Cette déclaration choque. Trente-et-une personnalités, dont Serge Klarsfeld et Claude Lanzmann, signent une lettre ouverte intitulée Ne mélangeons pas tout, rappelant l’importance de reconnaître pleinement la gravité de l’esclavage comme crime contre l’humanité.
En 2017, l’historien Pierre Serna publiera à son tour une tribune claire :
« L’esclavage était bien un crime contre l’humanité. »
25 ans de la loi Taubira : un nouveau cycle de mémoire

À l’approche du 25ᵉ anniversaire de la loi, la réflexion sur sa portée est relancée.
Dominique Taffin, directrice de la Fondation pour la mémoire de l’esclavage, souligne que la loi a brisé un silence ancien :
« Elle a permis une reconnaissance officielle des souffrances des populations ultramarines et a eu un impact sur l’éducation, avec de nouveaux programmes scolaires, musées et mémoriaux. »
Parmi ces initiatives : le Mémorial ACTe en Guadeloupe, ou encore le Comité national pour la mémoire et l’histoire de l’esclavage (CNMHE).
Transmettre, encore et toujours
Le 10 mai demeure un appel : continuer à enseigner, à reconnaître, à transmettre.
Comme l’indique la plateforme publique Lumni :
« Il faut réconcilier nos divisions autour d’une mémoire commune. »
Mais cette mémoire ne saurait être authentique si certains citoyens, descendants des esclaves ou des colonisés, n’y trouvent pas leur juste place.

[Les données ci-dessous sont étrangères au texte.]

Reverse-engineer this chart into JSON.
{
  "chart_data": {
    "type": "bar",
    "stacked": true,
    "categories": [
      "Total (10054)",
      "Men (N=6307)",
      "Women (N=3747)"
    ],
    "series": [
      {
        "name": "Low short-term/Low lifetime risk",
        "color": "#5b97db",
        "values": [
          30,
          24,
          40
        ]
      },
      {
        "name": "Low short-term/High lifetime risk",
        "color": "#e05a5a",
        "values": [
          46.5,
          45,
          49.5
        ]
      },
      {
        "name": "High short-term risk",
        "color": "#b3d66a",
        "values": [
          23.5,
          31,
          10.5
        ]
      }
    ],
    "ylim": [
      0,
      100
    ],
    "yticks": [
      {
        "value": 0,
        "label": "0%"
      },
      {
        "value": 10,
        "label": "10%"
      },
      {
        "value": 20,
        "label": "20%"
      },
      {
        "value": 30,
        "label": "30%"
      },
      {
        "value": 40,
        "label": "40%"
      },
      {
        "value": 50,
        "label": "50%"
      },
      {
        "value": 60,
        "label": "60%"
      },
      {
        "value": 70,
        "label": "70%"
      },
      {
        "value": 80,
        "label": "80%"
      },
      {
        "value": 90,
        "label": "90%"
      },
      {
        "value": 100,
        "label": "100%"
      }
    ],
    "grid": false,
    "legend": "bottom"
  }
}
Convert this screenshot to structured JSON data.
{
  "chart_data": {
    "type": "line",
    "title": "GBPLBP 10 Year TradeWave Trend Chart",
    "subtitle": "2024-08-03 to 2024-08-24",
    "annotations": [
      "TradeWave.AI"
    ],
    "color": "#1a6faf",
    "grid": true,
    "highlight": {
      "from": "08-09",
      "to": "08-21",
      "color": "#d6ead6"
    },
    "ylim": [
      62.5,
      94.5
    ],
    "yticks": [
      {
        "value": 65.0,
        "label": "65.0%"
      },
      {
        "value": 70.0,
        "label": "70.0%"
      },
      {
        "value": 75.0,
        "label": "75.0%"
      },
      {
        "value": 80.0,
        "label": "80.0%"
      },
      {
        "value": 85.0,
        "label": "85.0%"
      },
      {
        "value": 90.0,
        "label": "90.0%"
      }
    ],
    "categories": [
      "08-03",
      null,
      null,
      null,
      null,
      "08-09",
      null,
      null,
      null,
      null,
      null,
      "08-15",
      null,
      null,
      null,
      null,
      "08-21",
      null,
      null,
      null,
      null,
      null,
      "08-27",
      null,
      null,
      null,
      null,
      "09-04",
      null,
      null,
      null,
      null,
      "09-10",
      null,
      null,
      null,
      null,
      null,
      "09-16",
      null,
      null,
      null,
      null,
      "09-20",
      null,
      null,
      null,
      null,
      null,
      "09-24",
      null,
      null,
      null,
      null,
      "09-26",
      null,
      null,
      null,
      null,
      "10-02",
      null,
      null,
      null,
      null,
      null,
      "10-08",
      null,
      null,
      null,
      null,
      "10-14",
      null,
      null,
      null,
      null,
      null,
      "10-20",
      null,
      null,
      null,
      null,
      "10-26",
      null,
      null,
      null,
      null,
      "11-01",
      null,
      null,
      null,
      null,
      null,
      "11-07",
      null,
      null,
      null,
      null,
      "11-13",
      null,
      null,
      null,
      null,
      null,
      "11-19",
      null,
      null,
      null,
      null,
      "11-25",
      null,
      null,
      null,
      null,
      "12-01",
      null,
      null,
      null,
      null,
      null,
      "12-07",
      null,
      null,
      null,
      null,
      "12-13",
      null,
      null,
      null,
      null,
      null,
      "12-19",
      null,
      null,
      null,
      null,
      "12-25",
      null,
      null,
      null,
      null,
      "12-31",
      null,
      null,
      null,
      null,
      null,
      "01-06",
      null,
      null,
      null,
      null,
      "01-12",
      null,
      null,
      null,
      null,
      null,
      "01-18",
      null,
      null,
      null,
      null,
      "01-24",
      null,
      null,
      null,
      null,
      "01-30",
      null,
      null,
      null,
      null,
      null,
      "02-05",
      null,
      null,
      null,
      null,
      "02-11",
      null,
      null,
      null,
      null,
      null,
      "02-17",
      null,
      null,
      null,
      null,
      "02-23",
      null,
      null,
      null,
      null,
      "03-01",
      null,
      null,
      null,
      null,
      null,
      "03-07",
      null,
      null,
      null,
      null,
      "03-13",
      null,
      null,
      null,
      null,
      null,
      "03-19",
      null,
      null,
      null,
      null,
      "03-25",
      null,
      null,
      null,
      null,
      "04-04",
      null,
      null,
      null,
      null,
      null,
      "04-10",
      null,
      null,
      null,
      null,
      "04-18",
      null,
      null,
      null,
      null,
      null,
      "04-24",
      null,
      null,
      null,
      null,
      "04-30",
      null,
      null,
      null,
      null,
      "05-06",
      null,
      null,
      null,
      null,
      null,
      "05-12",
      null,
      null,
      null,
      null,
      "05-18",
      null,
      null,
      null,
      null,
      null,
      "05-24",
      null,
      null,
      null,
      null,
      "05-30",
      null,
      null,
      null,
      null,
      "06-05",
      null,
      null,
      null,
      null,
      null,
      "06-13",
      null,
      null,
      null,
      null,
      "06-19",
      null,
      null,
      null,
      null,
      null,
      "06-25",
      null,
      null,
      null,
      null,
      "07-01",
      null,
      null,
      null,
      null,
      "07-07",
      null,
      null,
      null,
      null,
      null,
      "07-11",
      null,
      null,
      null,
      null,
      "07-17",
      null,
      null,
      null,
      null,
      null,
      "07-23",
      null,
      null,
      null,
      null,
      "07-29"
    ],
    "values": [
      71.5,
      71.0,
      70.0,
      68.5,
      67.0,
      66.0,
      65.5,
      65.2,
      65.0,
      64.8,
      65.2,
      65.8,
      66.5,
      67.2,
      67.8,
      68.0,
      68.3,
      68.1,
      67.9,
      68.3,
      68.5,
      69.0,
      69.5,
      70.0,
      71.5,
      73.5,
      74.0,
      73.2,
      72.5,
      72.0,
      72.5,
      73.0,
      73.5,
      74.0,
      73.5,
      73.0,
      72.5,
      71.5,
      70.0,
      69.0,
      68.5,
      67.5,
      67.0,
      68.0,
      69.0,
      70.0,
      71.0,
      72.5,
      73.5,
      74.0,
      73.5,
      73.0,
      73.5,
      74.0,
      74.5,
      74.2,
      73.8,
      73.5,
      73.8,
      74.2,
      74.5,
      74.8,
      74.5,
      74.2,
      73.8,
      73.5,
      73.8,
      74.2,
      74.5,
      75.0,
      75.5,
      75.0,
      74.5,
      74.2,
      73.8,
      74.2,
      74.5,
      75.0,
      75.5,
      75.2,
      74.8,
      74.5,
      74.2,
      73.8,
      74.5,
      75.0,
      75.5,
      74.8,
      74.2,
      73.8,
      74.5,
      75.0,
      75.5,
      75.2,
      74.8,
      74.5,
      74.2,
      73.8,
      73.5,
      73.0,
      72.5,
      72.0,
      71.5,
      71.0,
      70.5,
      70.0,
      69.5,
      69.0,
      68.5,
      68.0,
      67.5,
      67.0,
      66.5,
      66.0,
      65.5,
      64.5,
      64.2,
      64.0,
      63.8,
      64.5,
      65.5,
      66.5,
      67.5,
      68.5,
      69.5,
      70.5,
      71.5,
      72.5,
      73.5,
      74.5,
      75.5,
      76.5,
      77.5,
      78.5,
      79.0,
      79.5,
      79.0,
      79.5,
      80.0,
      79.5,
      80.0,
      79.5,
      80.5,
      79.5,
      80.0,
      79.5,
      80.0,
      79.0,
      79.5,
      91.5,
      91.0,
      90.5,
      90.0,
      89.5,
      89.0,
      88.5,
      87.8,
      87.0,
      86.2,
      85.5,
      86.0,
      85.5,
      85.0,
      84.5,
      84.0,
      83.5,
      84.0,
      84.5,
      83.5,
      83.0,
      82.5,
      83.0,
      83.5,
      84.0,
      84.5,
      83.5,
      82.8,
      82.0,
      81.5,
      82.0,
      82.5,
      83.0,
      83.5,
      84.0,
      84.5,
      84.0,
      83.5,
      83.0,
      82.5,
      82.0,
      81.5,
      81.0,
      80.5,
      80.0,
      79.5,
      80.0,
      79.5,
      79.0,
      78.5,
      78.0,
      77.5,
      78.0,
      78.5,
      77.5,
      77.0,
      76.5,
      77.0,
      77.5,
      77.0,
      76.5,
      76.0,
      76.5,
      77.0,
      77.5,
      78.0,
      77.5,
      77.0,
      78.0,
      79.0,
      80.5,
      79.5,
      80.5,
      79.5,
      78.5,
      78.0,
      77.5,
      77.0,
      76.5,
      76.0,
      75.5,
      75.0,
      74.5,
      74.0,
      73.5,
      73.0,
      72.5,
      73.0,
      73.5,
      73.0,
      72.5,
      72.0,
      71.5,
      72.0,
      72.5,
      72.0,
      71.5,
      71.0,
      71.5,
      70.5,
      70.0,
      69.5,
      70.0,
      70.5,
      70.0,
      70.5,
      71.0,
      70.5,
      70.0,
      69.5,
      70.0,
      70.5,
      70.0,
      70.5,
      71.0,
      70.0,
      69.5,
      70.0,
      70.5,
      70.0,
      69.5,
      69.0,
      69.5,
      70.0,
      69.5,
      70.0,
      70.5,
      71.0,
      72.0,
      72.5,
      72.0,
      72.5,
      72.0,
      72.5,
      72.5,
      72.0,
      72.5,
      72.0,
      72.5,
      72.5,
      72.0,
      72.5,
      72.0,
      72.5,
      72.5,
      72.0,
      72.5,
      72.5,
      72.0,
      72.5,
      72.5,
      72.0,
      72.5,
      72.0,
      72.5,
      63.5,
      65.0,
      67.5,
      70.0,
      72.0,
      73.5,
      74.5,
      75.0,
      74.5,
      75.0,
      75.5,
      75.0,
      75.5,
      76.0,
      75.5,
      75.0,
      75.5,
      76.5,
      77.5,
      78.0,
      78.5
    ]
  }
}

Samuel Légitimus, journaliste et metteur en scène, le formule ainsi :
« L’image de la France est prisonnière de son histoire. Il faut l’aider à évoluer. »
Les prochaines grandes étapes (notamment le mémorial prévu pour 2026 et la journée du 23 mai dédiée aux victimes de l’esclavage) marquent une dynamique nouvelle.
Car la mémoire ne saurait être figée : elle est un socle vivant, un levier pour penser l’avenir.